Leaving the musical jamboree just before dark, I walked up to a small escarpment that looked down to the shore. A svelte American girl in faded jeans was standing there in the reeds, clutching something small in her hand. She turned her head around and stared back at me with piercing blue eyes. “Shhhhhh!” she said. I’d not realised that I had been humming one of the festival tunes.

“Keep it down. You’ll scare them away.”

For an instant, she smiled. And then she tromped down to the shore, stripped to her skivvies, dove into the water and swam away. - wknd@khaleejtimes.com

TRAVEL ESSENTIALS

ARRIVING

Emirates (www.emirates.com; 600 55 55 55) fly daily non-stop from Dubai to Toronto, from which it is a short flight to Vancouver.

STAYING

The Times Square Suites Hotel (+1 604 684 2223; timessquaresuites.com; from Dh480) is set just near Stanley Park and features amply-sized one- and two-bedroom flats with full kitchens and dens. Upstairs is a rooftop patio with a BBQ, and there is free Wi-Fi plus secure parking for cars and bikes. Perfect option for a longer stay, or for families or groups of friends.

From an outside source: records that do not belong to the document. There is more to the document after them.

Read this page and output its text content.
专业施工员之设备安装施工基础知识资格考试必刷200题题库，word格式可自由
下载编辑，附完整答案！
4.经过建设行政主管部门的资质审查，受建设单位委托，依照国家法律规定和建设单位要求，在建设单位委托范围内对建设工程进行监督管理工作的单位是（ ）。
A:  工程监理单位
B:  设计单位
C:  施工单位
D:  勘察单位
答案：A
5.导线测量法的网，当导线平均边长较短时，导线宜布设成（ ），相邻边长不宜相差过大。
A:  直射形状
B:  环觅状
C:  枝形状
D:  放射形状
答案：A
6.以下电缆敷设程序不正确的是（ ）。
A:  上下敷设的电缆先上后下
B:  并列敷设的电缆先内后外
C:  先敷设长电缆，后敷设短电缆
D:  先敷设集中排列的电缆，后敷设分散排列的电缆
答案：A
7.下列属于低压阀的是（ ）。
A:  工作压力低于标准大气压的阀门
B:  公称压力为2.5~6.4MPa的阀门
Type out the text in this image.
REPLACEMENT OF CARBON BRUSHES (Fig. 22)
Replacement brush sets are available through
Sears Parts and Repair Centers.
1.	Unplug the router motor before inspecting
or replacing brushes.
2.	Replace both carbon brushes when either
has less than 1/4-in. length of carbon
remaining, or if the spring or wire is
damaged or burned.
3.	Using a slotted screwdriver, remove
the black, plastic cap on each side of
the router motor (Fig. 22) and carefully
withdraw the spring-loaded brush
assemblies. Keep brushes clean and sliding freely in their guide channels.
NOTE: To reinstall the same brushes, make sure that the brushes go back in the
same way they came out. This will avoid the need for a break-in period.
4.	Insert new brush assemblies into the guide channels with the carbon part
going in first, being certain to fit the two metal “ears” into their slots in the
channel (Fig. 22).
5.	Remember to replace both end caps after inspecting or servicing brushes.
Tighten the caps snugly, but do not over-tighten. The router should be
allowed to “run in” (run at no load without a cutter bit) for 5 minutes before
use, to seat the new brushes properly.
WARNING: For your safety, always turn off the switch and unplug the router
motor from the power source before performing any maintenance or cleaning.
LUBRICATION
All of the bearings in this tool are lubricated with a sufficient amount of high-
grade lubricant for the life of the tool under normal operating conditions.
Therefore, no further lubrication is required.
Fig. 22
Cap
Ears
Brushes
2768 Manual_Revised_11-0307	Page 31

Located downtown adjacent to a strip of shops and restaurants, the Wedgewood Hotel & Spa (+1 604 689 7777; wedgewoodhotel.com; from Dh679) is a classically-decorated Relais & Châteaux property. The 83 elegant rooms feature flowers, fine antiques, original artworks and private balconies, while a basement spa features a fitness centre with a eucalyptus steam room. Also has an excellent on-site restaurant, Bacchus.

Set in the city’s tallest building, the Shangri-La Vancouver (+1 604 689 1120; www.shangri-la.com; from Dh732) is also its newest luxury hotel. It offers 119 sizable rooms in Asian-inspired decor, with amenities such as mirror-mounted LCD screens and multi-head walk-in showers in the bathrooms.